May 12th, 2010

naked back

the cymbalta commercial is depressing

well it is. i was laying here, hoping to sleep, knowing it was impossible and the cymbalta commercial came on about caring about nothing and blah blah blah and just sent me over the edge. don't get me wrong, it's a wonderful drug and helped me for a long time, but the ad department is really reaching out to grab the unmotivated masses.

this morning is a rough morning. i didn't lay in bed because i knew doc was still up and i wanted to spend time with him and i ended up being all fucked up and anxious through it. i got a solid half hour, though. and i get an hour or two in the afternoon. today is his friday so tomorrow when i wake him up i have him all to myself.

today i have to wet vac two very dark puke stains and redo where i wet vacced the other day because jack puked there the other night. joyous. two more clean spots on the carpet. i'll get this whole carpet done. it will take me a while, but i'll get there. with just an upholstery hose.

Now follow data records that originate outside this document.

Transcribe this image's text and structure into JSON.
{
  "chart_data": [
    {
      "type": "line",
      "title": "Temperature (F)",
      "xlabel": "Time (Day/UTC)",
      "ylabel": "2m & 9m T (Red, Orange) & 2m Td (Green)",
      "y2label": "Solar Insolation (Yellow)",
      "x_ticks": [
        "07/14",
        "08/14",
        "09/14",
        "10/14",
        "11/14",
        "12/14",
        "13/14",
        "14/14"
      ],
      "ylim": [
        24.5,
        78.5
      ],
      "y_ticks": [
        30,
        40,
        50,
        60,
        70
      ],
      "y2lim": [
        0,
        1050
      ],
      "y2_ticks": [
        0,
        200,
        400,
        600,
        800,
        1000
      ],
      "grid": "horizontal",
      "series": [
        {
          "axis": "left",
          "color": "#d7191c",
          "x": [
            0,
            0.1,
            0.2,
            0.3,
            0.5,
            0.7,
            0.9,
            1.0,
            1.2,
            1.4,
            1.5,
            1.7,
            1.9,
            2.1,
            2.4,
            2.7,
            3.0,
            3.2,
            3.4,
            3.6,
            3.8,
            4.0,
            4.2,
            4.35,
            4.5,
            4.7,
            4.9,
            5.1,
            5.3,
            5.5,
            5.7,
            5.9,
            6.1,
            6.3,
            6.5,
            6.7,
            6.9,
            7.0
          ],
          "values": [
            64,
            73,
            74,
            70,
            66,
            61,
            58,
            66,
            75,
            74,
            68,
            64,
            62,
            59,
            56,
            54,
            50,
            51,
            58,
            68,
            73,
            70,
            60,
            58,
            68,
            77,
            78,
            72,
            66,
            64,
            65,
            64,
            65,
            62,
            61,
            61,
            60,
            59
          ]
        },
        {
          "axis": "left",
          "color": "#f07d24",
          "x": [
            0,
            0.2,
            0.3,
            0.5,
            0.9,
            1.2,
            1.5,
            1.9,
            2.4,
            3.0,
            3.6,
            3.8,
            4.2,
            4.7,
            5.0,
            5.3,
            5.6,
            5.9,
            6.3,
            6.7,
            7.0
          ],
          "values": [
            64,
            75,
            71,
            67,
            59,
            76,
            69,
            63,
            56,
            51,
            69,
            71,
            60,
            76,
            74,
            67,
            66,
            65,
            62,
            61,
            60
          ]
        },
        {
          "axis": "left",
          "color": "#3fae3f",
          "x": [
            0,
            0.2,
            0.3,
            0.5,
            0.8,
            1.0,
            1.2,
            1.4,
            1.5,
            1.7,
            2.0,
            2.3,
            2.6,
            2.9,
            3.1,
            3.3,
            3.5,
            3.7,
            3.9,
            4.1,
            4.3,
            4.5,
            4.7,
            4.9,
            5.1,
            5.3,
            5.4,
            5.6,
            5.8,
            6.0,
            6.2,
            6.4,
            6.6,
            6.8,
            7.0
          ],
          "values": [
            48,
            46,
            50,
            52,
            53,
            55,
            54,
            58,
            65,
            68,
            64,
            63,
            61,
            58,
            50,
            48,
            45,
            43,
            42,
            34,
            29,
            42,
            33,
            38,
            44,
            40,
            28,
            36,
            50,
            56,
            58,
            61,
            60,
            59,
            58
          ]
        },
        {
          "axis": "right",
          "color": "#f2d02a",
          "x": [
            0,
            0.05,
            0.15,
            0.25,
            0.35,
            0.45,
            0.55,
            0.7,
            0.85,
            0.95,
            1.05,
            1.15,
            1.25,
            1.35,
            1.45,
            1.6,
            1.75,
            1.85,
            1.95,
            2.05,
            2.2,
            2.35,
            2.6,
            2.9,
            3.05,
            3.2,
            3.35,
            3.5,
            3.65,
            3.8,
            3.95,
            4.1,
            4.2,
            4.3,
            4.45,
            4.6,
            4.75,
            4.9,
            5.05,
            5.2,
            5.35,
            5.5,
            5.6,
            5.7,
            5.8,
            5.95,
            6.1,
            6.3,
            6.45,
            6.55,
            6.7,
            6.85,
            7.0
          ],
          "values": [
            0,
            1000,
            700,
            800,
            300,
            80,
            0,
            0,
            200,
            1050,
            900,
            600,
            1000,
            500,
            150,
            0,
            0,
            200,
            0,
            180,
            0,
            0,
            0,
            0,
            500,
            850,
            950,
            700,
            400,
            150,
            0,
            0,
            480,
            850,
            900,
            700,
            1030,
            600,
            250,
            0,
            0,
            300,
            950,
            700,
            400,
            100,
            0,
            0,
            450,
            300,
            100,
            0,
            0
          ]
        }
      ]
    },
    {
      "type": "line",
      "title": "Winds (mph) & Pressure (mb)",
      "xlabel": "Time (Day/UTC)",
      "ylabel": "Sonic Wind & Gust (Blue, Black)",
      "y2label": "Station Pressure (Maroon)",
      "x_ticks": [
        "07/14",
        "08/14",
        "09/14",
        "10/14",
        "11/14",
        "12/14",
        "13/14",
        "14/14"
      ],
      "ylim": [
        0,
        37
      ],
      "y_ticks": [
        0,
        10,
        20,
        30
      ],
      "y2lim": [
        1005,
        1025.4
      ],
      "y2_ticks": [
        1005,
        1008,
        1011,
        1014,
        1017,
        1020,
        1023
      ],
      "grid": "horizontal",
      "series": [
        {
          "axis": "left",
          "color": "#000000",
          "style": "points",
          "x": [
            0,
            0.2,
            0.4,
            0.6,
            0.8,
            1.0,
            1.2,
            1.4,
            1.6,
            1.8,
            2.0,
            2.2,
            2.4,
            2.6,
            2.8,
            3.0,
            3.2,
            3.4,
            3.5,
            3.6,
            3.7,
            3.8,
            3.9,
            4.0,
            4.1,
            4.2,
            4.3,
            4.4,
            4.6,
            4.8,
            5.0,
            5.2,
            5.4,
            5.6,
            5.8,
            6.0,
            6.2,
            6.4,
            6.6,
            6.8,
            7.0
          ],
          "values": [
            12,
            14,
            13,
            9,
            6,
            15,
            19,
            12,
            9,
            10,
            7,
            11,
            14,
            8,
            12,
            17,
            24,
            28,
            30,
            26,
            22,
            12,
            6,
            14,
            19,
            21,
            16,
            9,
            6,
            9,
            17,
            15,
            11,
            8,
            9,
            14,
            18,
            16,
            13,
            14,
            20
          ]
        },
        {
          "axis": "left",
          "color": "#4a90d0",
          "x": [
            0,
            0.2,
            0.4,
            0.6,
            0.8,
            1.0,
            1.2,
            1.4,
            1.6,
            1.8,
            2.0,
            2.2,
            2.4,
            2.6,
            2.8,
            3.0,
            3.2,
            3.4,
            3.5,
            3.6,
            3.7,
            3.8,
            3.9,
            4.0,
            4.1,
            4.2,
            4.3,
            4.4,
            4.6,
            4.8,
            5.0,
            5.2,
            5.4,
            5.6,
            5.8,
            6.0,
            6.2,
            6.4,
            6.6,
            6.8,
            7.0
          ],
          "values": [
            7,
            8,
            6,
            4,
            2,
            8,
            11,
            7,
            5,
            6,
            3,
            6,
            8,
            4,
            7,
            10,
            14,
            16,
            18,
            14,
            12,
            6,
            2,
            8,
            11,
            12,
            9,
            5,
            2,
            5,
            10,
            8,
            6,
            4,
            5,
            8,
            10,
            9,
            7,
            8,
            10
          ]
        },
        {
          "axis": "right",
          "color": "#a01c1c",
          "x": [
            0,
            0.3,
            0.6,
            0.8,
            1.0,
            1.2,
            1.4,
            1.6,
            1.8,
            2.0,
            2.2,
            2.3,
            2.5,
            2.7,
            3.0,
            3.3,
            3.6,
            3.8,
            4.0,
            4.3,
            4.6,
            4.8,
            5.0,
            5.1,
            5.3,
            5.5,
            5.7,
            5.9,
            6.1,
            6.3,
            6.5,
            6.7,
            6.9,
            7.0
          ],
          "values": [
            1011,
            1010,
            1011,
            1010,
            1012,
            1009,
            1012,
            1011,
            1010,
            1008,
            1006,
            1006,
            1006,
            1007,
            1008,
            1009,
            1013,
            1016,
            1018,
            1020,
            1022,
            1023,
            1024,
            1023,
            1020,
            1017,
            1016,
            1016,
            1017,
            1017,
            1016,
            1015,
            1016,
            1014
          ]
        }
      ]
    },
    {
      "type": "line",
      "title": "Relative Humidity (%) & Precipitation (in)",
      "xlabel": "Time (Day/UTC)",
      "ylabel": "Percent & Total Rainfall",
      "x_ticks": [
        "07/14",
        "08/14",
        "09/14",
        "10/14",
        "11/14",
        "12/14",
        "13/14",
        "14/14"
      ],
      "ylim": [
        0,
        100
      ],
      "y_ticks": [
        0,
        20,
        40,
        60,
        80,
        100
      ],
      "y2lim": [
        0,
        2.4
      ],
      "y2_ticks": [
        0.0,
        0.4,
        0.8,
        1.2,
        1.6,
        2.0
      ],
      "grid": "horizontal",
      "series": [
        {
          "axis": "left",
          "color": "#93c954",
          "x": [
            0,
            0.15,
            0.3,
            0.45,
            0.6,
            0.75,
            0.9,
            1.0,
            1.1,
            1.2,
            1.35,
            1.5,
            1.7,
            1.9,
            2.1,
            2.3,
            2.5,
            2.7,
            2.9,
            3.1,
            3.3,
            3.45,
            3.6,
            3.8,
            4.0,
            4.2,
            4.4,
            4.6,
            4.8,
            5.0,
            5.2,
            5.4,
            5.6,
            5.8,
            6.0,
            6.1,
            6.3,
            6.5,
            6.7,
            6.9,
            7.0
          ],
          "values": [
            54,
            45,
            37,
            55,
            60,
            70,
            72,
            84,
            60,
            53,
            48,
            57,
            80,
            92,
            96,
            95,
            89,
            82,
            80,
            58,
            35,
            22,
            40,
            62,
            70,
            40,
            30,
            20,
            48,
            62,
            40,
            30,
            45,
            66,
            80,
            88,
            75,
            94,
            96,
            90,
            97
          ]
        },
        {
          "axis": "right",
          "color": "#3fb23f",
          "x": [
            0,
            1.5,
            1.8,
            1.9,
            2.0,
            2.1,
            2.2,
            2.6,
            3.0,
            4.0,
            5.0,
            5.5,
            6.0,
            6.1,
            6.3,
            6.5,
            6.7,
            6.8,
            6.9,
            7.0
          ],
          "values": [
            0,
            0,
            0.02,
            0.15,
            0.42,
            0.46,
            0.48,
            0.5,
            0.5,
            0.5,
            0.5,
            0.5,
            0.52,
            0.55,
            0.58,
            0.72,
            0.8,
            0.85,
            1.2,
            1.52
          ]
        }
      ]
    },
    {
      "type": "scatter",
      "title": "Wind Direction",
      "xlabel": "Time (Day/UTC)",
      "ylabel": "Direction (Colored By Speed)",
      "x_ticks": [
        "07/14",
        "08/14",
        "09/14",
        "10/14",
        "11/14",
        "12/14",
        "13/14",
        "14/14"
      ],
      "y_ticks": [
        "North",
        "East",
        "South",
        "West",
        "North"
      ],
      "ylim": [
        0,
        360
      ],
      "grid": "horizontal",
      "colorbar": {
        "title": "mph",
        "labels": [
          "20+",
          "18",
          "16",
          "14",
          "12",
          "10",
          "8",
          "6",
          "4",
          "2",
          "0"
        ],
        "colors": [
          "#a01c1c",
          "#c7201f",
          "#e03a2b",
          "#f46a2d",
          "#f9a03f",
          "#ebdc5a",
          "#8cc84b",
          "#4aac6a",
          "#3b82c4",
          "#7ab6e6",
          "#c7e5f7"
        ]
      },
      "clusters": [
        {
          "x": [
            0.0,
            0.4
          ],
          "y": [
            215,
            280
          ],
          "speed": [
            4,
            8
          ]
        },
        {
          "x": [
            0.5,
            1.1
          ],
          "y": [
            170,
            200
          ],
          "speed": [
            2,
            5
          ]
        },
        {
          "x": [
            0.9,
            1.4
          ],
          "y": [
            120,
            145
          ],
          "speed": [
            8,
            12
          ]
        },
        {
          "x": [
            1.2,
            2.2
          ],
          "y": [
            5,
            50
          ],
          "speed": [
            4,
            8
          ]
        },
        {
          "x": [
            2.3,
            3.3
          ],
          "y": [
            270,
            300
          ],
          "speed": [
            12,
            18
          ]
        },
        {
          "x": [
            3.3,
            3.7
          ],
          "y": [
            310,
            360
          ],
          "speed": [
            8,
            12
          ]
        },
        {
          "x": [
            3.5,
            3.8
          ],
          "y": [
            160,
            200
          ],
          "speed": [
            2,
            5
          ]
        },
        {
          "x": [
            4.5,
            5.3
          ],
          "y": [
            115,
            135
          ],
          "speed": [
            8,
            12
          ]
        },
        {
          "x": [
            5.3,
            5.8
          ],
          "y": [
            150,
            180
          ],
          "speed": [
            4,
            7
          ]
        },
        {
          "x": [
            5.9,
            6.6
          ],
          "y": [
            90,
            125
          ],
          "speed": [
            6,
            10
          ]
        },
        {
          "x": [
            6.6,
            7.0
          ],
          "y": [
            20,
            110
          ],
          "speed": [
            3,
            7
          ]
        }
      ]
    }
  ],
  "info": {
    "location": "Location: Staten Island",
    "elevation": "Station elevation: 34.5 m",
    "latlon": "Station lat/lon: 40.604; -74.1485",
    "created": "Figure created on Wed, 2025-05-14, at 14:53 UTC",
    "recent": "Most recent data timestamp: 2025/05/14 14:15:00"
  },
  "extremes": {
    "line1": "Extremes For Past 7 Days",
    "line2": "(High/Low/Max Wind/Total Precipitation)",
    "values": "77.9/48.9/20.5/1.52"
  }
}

i don't suppose anyone wants to bring me a pack of smokes. anything but menthol. cheapest ones out there, don't care. running out of cigarettes is my nightmare. doc said he'd take care of me, but he's got a lot on his mind lately. the new schedule has been rough on him. going from eight to ten hours a day, working in the middle of the night, so working a lot with asia. he looked beat this morning, i'm glad he has the next three days off.

now i'm waiting for M to get up. then i can clean the kitchen and work on the carpet. i need to just relax and breathe. breathe deep.